The third point - it is not possible to be a Cafeteria Believer in God's Word. Discard one part, and you have discarded the whole. "Puh-lease!" you say. "How narrow-minded! How unscientific! How quaintly simplistic! How embarrassing!" Look, I happen to know and can formulate many rebuttals to whatever objections an honest skeptic may have to the authenticity, authority, accuracy, sufficiency, and inerrancy of the Bible. But if you claim to be a Christian, a follower of and believer in Jesus Christ as Lord and Savior as portrayed in Scripture (I've always wondered exactly what other Jesus you have any rational reason to believe in - the one in your own mind? To that I say, "Puh-lease!"), you have ABSOLUTELY no basis for NOT believing the entirety of God's Word. Jesus did, even the parts (or more pointedly - especially the parts) you don't like. 

And don't give me that blather about there being many possible interpretations to the passages you personally find offensive or not in keeping with your own infallible view of things. It is clear and obvious when and where the Bible is to be interpreted literally or symbolically. It makes perfect sense that an omniscient and omnipotent Being would be capable of saying what He means, and meaning what He says, and PRESERVING that meaning, in ways that even idiots like us can understand.

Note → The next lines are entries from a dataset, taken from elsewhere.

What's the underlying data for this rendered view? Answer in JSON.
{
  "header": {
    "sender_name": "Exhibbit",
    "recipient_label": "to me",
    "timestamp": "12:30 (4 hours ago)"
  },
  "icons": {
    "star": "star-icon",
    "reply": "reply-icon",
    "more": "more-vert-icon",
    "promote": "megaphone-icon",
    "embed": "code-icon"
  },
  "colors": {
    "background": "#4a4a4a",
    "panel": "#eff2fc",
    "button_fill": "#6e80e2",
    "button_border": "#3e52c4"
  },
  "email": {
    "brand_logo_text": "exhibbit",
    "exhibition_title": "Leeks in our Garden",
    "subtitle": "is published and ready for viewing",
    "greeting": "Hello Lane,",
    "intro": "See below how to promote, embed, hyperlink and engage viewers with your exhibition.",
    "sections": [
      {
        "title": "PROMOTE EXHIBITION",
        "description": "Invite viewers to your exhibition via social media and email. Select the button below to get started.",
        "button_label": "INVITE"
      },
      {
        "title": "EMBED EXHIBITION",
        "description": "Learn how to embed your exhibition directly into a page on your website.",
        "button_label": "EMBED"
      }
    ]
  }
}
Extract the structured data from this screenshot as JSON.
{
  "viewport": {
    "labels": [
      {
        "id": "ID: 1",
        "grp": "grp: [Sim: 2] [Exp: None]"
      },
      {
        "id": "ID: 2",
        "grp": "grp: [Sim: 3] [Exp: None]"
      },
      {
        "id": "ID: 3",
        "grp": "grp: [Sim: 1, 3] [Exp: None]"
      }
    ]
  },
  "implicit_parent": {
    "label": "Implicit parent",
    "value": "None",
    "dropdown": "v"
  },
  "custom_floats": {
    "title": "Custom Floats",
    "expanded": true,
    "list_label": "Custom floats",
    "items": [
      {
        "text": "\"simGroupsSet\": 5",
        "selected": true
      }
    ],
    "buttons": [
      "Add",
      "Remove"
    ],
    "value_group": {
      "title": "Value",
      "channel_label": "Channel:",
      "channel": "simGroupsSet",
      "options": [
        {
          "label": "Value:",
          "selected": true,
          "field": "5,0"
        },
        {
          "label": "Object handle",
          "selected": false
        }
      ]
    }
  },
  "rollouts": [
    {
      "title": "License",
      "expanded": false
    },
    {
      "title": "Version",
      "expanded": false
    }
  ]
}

Jesus is saying that there is NOTHING more sure than God's Word. Nothing. It is more solid than the material Universe. More consistent and powerful than any scientific principle, more durable than Creation itself. And, even more amazingly, His purpose in the Incarnation includes PROVING (fulfilling) that, down to the last crossed 't' or dotted 'i'.

The grass withers, the flower fades, But the word of our God stands forever.” (Isaiah 40:8, NKJV).